TOP STORY > >Farmers worry their crops will likely be ruined
Leader senior staff writer
The rain and winds pushed north into Arkansas by Hurricane Gustav didn’t cause much in the way of problems on Lonoke County roads or for electric customers, but it may have sealed the fates of several area farmers, according to Jeff Welch, chief of the Lonoke Extension Service office.
Sheriff Jim Roberson said flooding over roads was minimal and that some people in the John Shelton Road area lost electricity temporarily, but that everyone had power now.
Welch, who was one of about 160 people who braved wet fields, mud and intermittent light rain to attend Field Day 2008 at Lonoke’s Pearlie S. Reed/Robert L. Cole Small Farm Outreach Wetlands and Water Management Center, said that until receiving several inches of rain earlier this week, farmers were poised for successful crops and prices.
“We were sitting on top of one of the better crops of soybeans, corn and rice in years,” Welch said.
“They spent the most (on crops) in history and had a good price. Now the product is reduced substantially.
“Some farmers wonder if they will be in business next year,” Welch said over a plate of fried catfish.
“This really tears them to pieces,” Welch added.
He said this was particularly hard on young farmers who incurred heavy debt to buy land and machinery. Older, established farmers like the Bransfords and the Brantleys would be less affected.

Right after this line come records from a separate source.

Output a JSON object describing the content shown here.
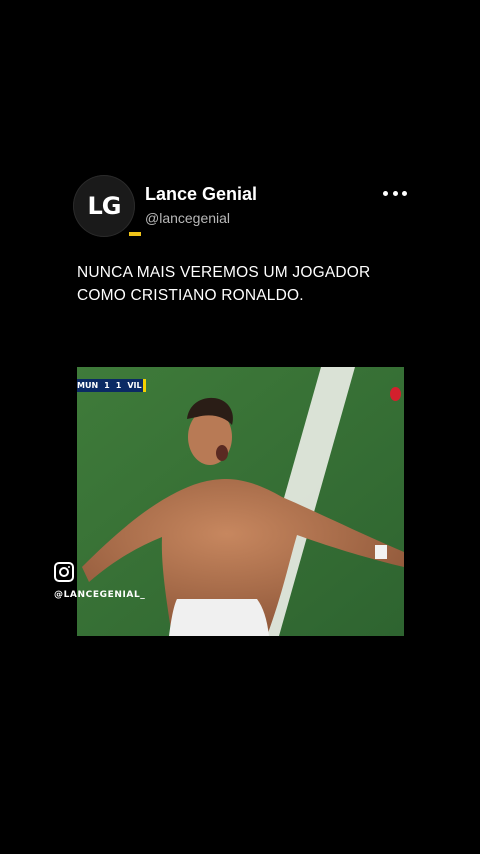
{
  "post": {
    "avatar_text": "LG",
    "display_name": "Lance Genial",
    "handle": "@lancegenial",
    "more_icon": "more-horizontal-icon",
    "caption": "NUNCA MAIS VEREMOS UM JOGADOR COMO CRISTIANO RONALDO."
  },
  "media": {
    "scorebug": {
      "home": "MUN",
      "home_score": "1",
      "away_score": "1",
      "away": "VIL"
    }
  },
  "watermark": {
    "icon": "instagram-icon",
    "handle": "@LANCEGENIAL_"
  },
  "colors": {
    "background": "#000000",
    "accent": "#f0c419",
    "pitch": "#3a7a35"
  }
}
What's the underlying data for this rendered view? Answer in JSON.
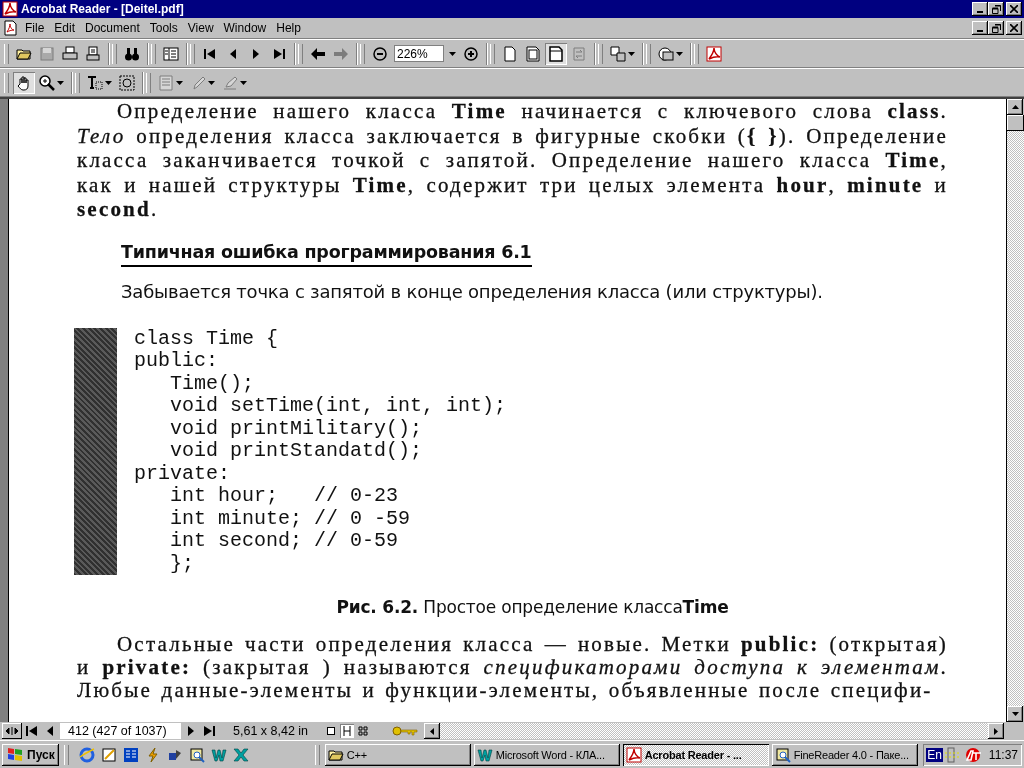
{
  "window": {
    "title": "Acrobat Reader - [Deitel.pdf]"
  },
  "menu": [
    "File",
    "Edit",
    "Document",
    "Tools",
    "View",
    "Window",
    "Help"
  ],
  "toolbar": [
    {
      "kind": "open",
      "disabled": false,
      "selected": false
    },
    {
      "kind": "save",
      "disabled": true,
      "selected": false
    },
    {
      "kind": "print",
      "disabled": false,
      "selected": false
    },
    {
      "kind": "setup",
      "disabled": false,
      "selected": false
    },
    {
      "kind": "sep"
    },
    {
      "kind": "find",
      "disabled": false,
      "selected": false
    },
    {
      "kind": "sep"
    },
    {
      "kind": "panel",
      "disabled": false,
      "selected": false
    },
    {
      "kind": "sep"
    },
    {
      "kind": "first",
      "disabled": false,
      "selected": false
    },
    {
      "kind": "prev",
      "disabled": false,
      "selected": false
    },
    {
      "kind": "next",
      "disabled": false,
      "selected": false
    },
    {
      "kind": "last",
      "disabled": false,
      "selected": false
    },
    {
      "kind": "sep"
    },
    {
      "kind": "back",
      "disabled": false,
      "selected": false
    },
    {
      "kind": "forward",
      "disabled": true,
      "selected": false
    },
    {
      "kind": "sep"
    },
    {
      "kind": "zoomout",
      "disabled": false,
      "selected": false
    },
    {
      "kind": "zoomfield",
      "value": "226%"
    },
    {
      "kind": "zoomin",
      "disabled": false,
      "selected": false
    },
    {
      "kind": "sep"
    },
    {
      "kind": "actual",
      "disabled": false,
      "selected": false
    },
    {
      "kind": "fitpage",
      "disabled": false,
      "selected": false
    },
    {
      "kind": "fitwidth",
      "disabled": false,
      "selected": true
    },
    {
      "kind": "reflow",
      "disabled": true,
      "selected": false
    },
    {
      "kind": "sep"
    },
    {
      "kind": "layout",
      "disabled": false,
      "selected": false,
      "dropdown": true
    },
    {
      "kind": "sep"
    },
    {
      "kind": "clip",
      "disabled": false,
      "selected": false,
      "dropdown": true
    },
    {
      "kind": "sep"
    },
    {
      "kind": "acrobat",
      "disabled": false,
      "selected": false
    }
  ],
  "tools": [
    {
      "kind": "hand",
      "disabled": false,
      "selected": true
    },
    {
      "kind": "zoomtool",
      "disabled": false,
      "selected": false,
      "dropdown": true
    },
    {
      "kind": "sep"
    },
    {
      "kind": "text",
      "disabled": false,
      "selected": false,
      "dropdown": true
    },
    {
      "kind": "graphic",
      "disabled": false,
      "selected": false
    },
    {
      "kind": "sep"
    },
    {
      "kind": "note",
      "disabled": true,
      "selected": false,
      "dropdown": true
    },
    {
      "kind": "pencil",
      "disabled": true,
      "selected": false,
      "dropdown": true
    },
    {
      "kind": "highlight",
      "disabled": true,
      "selected": false,
      "dropdown": true
    }
  ],
  "document": {
    "intro": "Определение нашего класса **Time** начинается с ключевого слова **class**. *Тело* определения класса заключается в фигурные скобки (**{ }**). Определение класса заканчивается точкой с запятой. Определение нашего класса **Time**, как и нашей структуры **Time**, содержит три целых элемента **hour**, **minute** и **second**.",
    "tip_heading": "Типичная ошибка программирования 6.1",
    "tip_text": "Забывается точка с запятой в конце определения класса (или структуры).",
    "code": [
      "class Time {",
      "public:",
      "   Time();",
      "   void setTime(int, int, int);",
      "   void printMilitary();",
      "   void printStandatd();",
      "private:",
      "   int hour;   // 0-23",
      "   int minute; // 0 -59",
      "   int second; // 0-59",
      "   };"
    ],
    "caption": "**Рис. 6.2.** Простое определение класса**Time**",
    "body": "Остальные части определения класса — новые. Метки **public:** (открытая) и **private:** (закрытая ) называются *спецификаторами доступа к элементам*. Любые данные-элементы и функции-элементы, объявленные после специфи-"
  },
  "status_bar": {
    "page": "412 (427 of 1037)",
    "size": "5,61 x 8,42 in",
    "views": [
      {
        "selected": false
      },
      {
        "selected": true
      },
      {
        "selected": false
      }
    ]
  },
  "taskbar": {
    "start": "Пуск",
    "quick_launch": [
      {
        "kind": "ie"
      },
      {
        "kind": "notepad"
      },
      {
        "kind": "book"
      },
      {
        "kind": "winamp"
      },
      {
        "kind": "program"
      },
      {
        "kind": "search"
      },
      {
        "kind": "word"
      },
      {
        "kind": "excel"
      }
    ],
    "tasks": [
      {
        "kind": "folder",
        "label": "C++",
        "selected": false
      },
      {
        "kind": "word",
        "label": "Microsoft Word - КЛА...",
        "selected": false
      },
      {
        "kind": "acrobat",
        "label": "Acrobat Reader - ...",
        "selected": true
      },
      {
        "kind": "finereader",
        "label": "FineReader 4.0 - Паке...",
        "selected": false
      }
    ],
    "language": "En",
    "clock": "11:37"
  }
}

In addition to flooding fields, Gustav and tropical storm Fay before it, may have driven soybean rust spores up into Arkansas, which so far this year had no confirmed rust. Welch said it would be about another 10 days before any rust would show up.
It’s late in the season for the rust to cause the soybean crop much of a problem, but the rains this week have definitely damaged the crop, he said.
Any beans under water or in saturated fields for 24 hours will sustain damage, he said. If the plant has laid down, it’s harder to harvest too.
On top of the threat of rust and rain, the soybeans already are under pressure from worms and stinkbugs, says Welch, meaning the farmers have to spray more insecticide, then perhaps spray again after big rains.
Cotton is still in the fields and is lodging—that is being bent over where its quality suffers. It’s harder to harvest and results in a lower yield, he said.
A lot of rice is also lying over, causing similar harvest problems, Welch said.
Charlie Cummings, extension associate at the farm, said he had expected about 270 people at the biennial field day before the rain, and that Cong. Marion Berry had been slated to speak.
In Berry’s absence, Erika Krennerich, his district director, gave a congressional update.